Upon becoming aware of a potential or actual lawsuit, the relevant parties have a responsibility to preserve any evidence potentially related to it. A party who purposely or negligently destroys, alters, or loses evidence opens itself up to a "spoliation of evidence" claim by the opposing party. This article focuses on the spoliation of evidence doctrine and the steps a company can take to protect itself against a spoliation of evidence claim.
The doctrine of spoliation of evidence allows the court to impose sanctions and remedies for the destruction, alteration, or loss of evidence in civil litigation. For a life science company, an example of spoiled evidence would be a medical device or component that is returned to the manufacturer by a health care provider following an alleged malfunction. Spoiled evidence can also include documents and electronically stored documents, such as emails and data tapes. The doctrine of spoliation of evidence is based on the premise that the party responsible for the loss of evidence pertinent to a lawsuit should be responsible for any unfair prejudice that results because of it.
A plaintiff who brings a spoliation claim against a manufacturer will attempt to show that the manufacturer knew of the lawsuit (or potential lawsuit), had an obligation to preserve and protect evidence relevant to that lawsuit, failed in that obligation either on purpose or through negligence, and the plaintiff's ability to prove his or her case was severely undermined as a result.
The successful prosecution of a spoliation claim can be detrimental to the opposing party in a lawsuit for the following reasons: first, the court may impose monetary sanctions upon the party responsible for spoiling the evidence; and second, the court may exclude the evidence altogether from the trial and instruct the jury that it can infer that the evidence would have been detrimental to the party who spoiled it.
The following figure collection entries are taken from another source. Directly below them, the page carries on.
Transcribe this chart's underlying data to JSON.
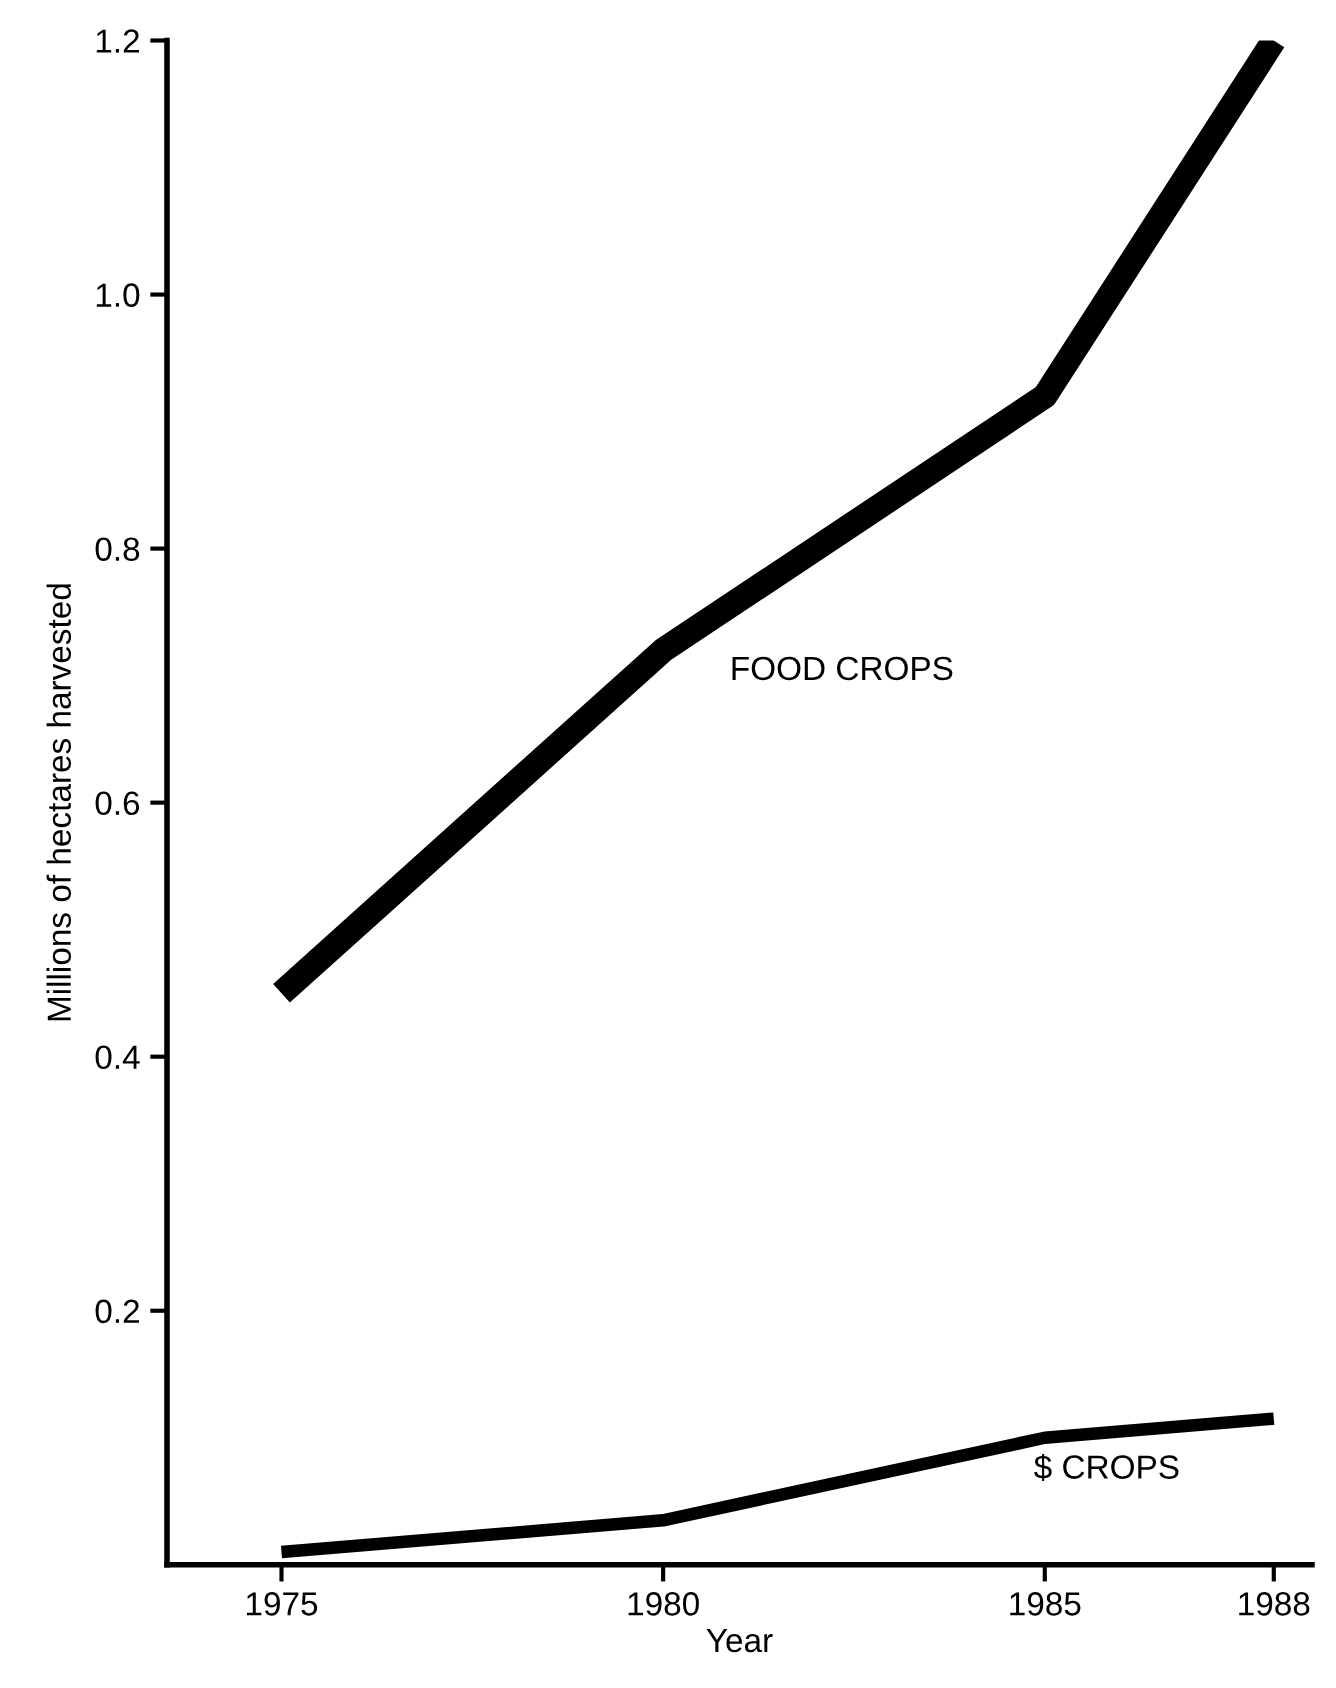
{
  "chart_data": {
    "type": "line",
    "xlabel": "Year",
    "ylabel": "Millions of hectares harvested",
    "x": [
      1975,
      1980,
      1985,
      1988
    ],
    "series": [
      {
        "name": "FOOD CROPS",
        "color": "#000000",
        "values": [
          0.45,
          0.72,
          0.92,
          1.2
        ]
      },
      {
        "name": "$ CROPS",
        "color": "#000000",
        "values": [
          0.01,
          0.035,
          0.1,
          0.115
        ]
      }
    ],
    "xlim": [
      1973.5,
      1988.5
    ],
    "xticks": [
      1975,
      1980,
      1985,
      1988
    ],
    "ylim": [
      0,
      1.2
    ],
    "yticks": [
      0.2,
      0.4,
      0.6,
      0.8,
      {
        "value": 1.0,
        "label": "1.0"
      },
      1.2
    ],
    "grid": false,
    "legend": false,
    "marker": "none",
    "line_style": "solid"
  }
}
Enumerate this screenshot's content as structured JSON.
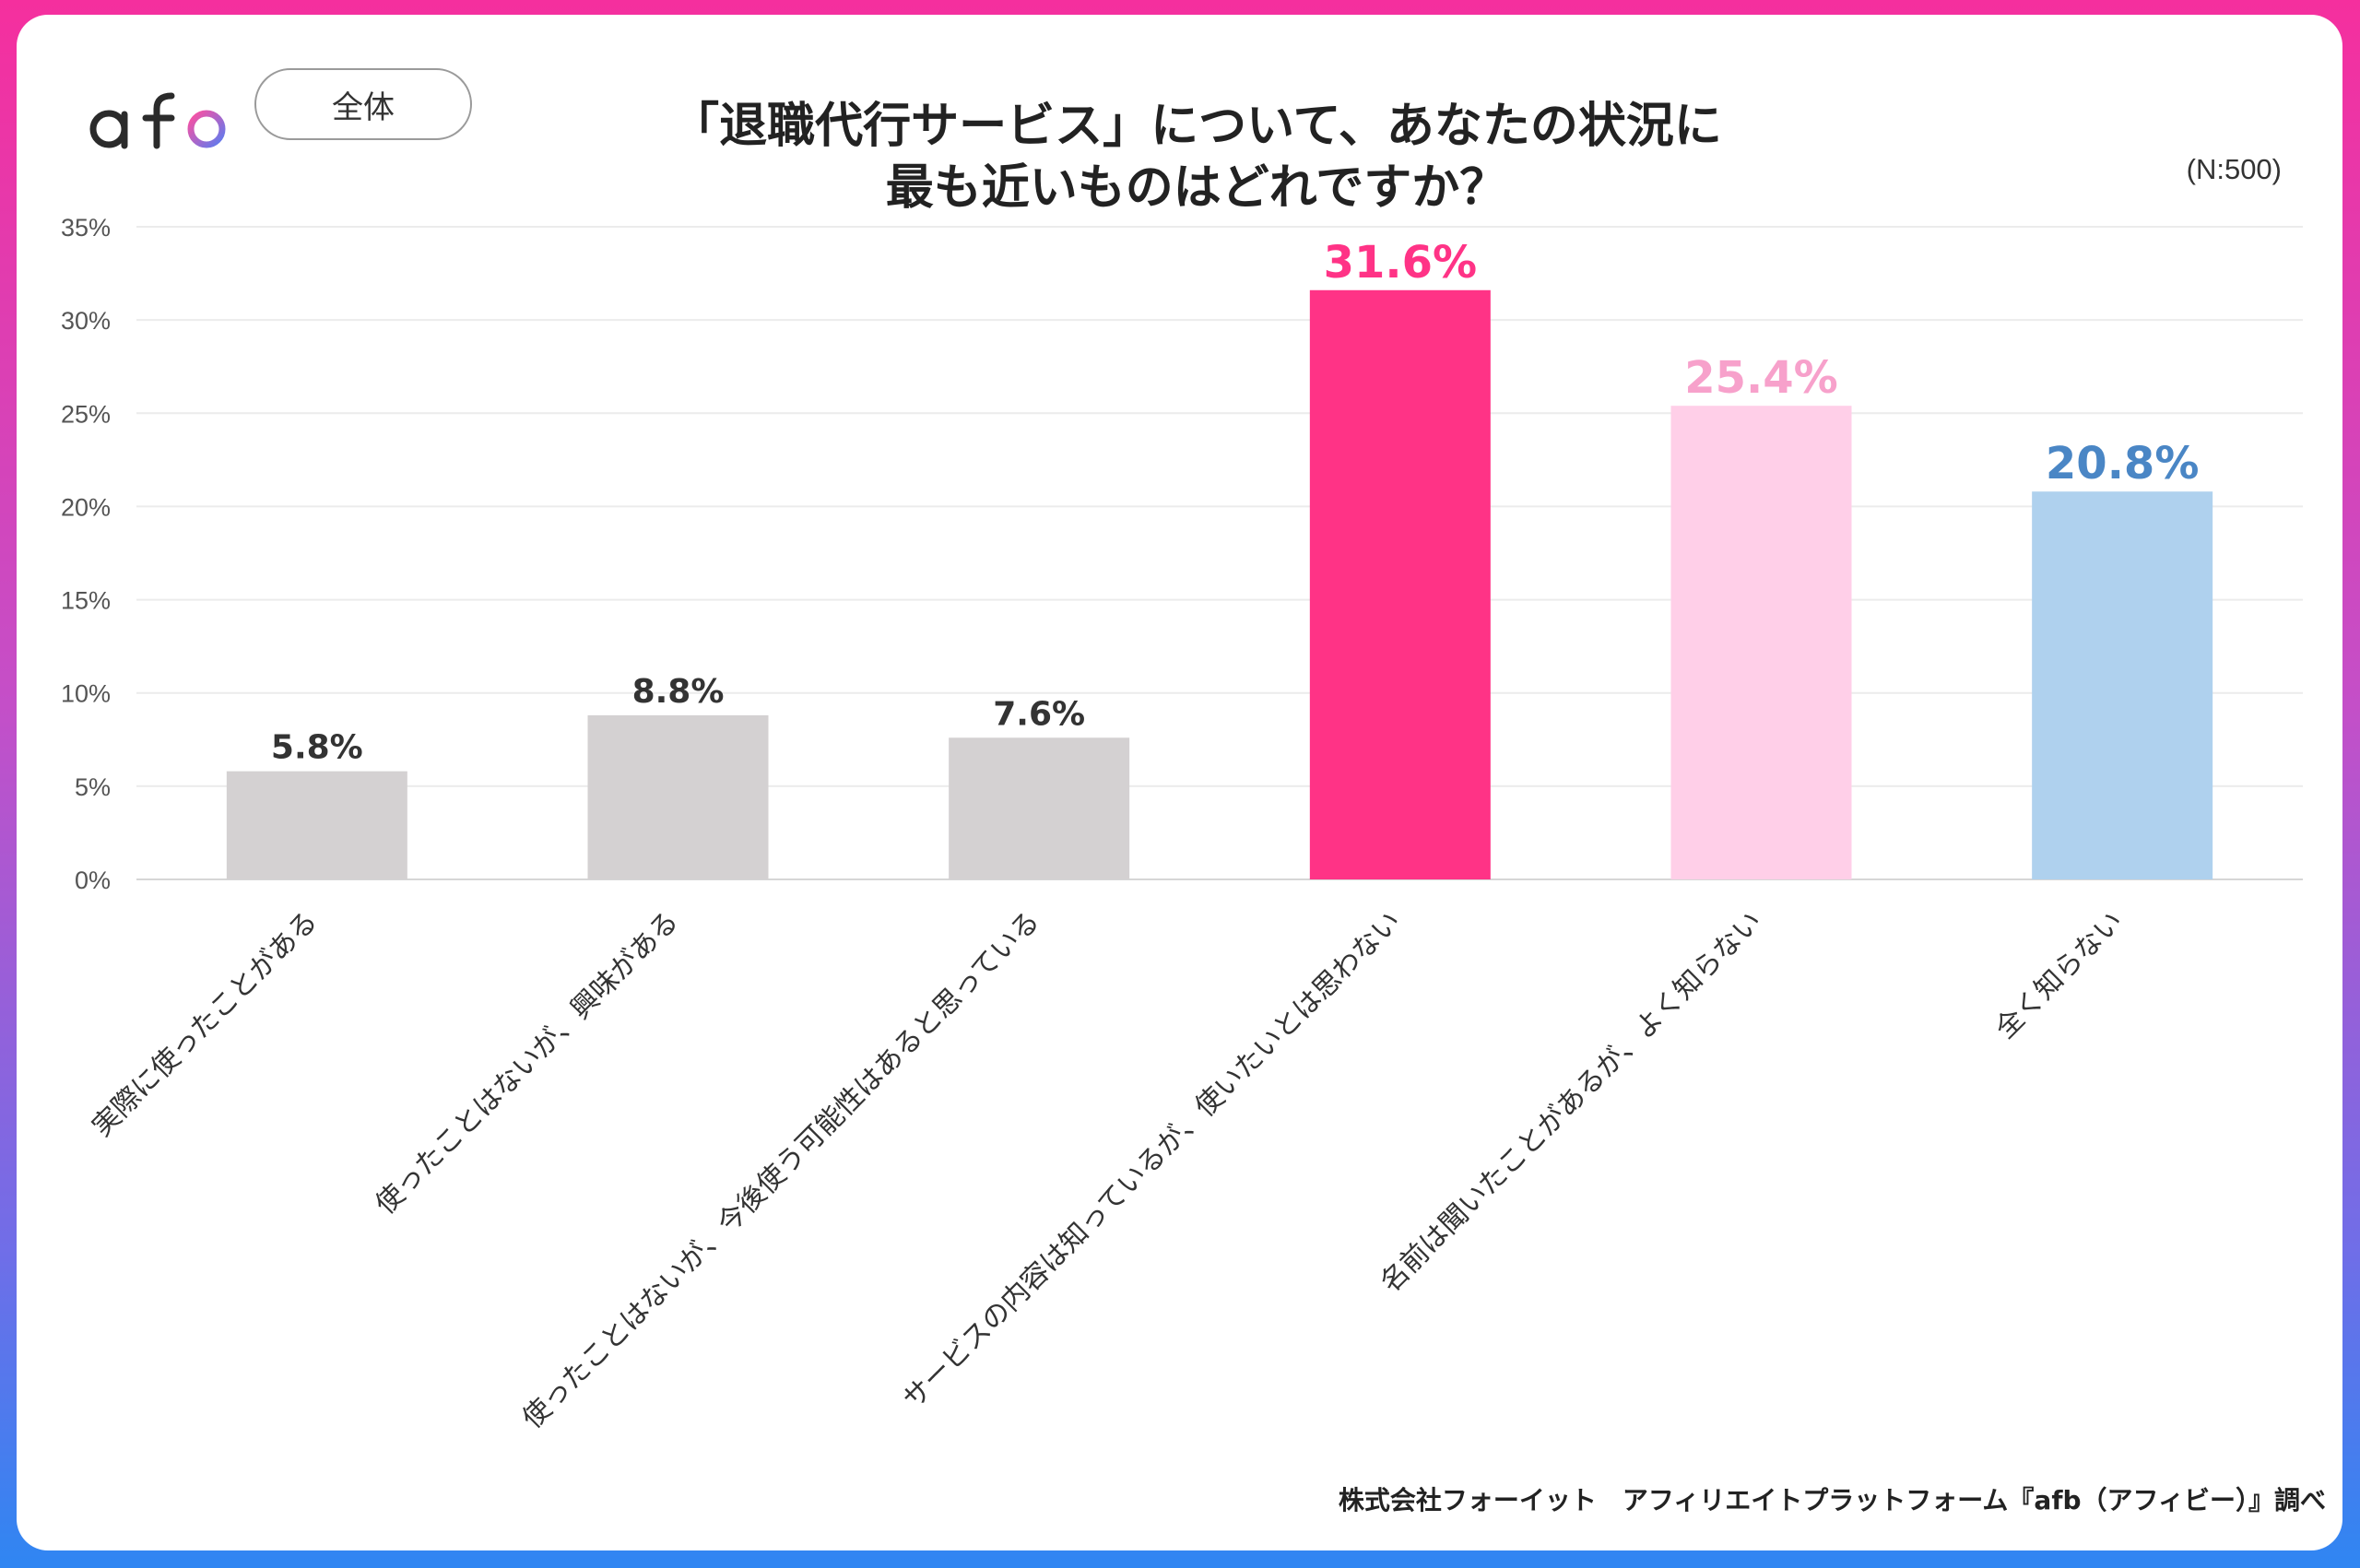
{
  "brand": {
    "logo_text": "afb"
  },
  "badge": {
    "label": "全体"
  },
  "title": {
    "line1": "「退職代行サービス」について、あなたの状況に",
    "line2": "最も近いものはどれですか？"
  },
  "sample_size": "(N:500)",
  "footer": {
    "source": "株式会社フォーイット　アフィリエイトプラットフォーム『afb（アフィビー）』調べ"
  },
  "colors": {
    "grey_bar": "#d4d1d2",
    "magenta": "#ff3386",
    "pink": "#ffcfe8",
    "pink_label": "#f7a1cb",
    "blue": "#afd1ee",
    "blue_label": "#4a86c5",
    "dark_label": "#333333"
  },
  "chart_data": {
    "type": "bar",
    "categories": [
      "実際に使ったことがある",
      "使ったことはないが、興味がある",
      "使ったことはないが、今後使う可能性はあると思っている",
      "サービスの内容は知っているが、使いたいとは思わない",
      "名前は聞いたことがあるが、よく知らない",
      "全く知らない"
    ],
    "values": [
      5.8,
      8.8,
      7.6,
      31.6,
      25.4,
      20.8
    ],
    "value_labels": [
      "5.8%",
      "8.8%",
      "7.6%",
      "31.6%",
      "25.4%",
      "20.8%"
    ],
    "bar_colors": [
      "#d4d1d2",
      "#d4d1d2",
      "#d4d1d2",
      "#ff3386",
      "#ffcfe8",
      "#afd1ee"
    ],
    "label_colors": [
      "#333333",
      "#333333",
      "#333333",
      "#ff3386",
      "#f7a1cb",
      "#4a86c5"
    ],
    "y_ticks": [
      "0%",
      "5%",
      "10%",
      "15%",
      "20%",
      "25%",
      "30%",
      "35%"
    ],
    "ylim": [
      0,
      35
    ],
    "grid": true,
    "legend": "none",
    "title": "「退職代行サービス」について、あなたの状況に最も近いものはどれですか？",
    "xlabel": "",
    "ylabel": ""
  }
}
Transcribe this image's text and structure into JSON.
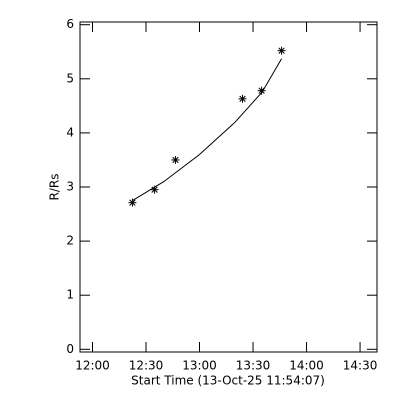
{
  "chart_data": {
    "type": "scatter",
    "xlabel": "Start Time (13-Oct-25 11:54:07)",
    "ylabel": "R/Rs",
    "x": [
      742.4,
      754.8,
      766.5,
      804.1,
      814.8,
      826.0
    ],
    "values": [
      2.71,
      2.95,
      3.5,
      4.63,
      4.78,
      5.52
    ],
    "fit": {
      "x": [
        742.4,
        760,
        780,
        800,
        815,
        826
      ],
      "values": [
        2.75,
        3.1,
        3.6,
        4.2,
        4.75,
        5.37
      ]
    },
    "color": "#000000",
    "xlim": [
      713,
      879.5
    ],
    "xticks": [
      {
        "value": 720,
        "label": "12:00"
      },
      {
        "value": 750,
        "label": "12:30"
      },
      {
        "value": 780,
        "label": "13:00"
      },
      {
        "value": 810,
        "label": "13:30"
      },
      {
        "value": 840,
        "label": "14:00"
      },
      {
        "value": 870,
        "label": "14:30"
      }
    ],
    "ylim": [
      -0.05,
      6.05
    ],
    "yticks": [
      0,
      1,
      2,
      3,
      4,
      5,
      6
    ]
  }
}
In order to minimize the risk of a spoliation claim, manufacturers should have procedures that outline how to handle any evidence that is obtained. This system should ensure that employees know what to do with any evidence that comes into their possession.
Important evidence should be marked or tagged as such and should be secured in a safe or evidence cabinet. A record should be maintained of who has had possession of the evidence, including when and to whom it has been released and when it was returned to its place of safekeeping. This "chain of custody" document helps a company avoid allegations of tampering or misconduct that can compromise a company's legal defense position.
Another helpful risk management practice is to ensure that all employees receive notification of an actual or potential lawsuit and that this notice-otherwise known as a "litigation hold"-instructs them to refrain from losing, altering, or destroying potentially pertinent evidence. The subsequent preservation of this evidence should be coordinated through a designated person or department, such as the risk management or legal department.
Finally, a manufacturer should work closely with its defense counsel to ensure that counsel is informed of the steps taken to preserve evidence and the types of evidence found.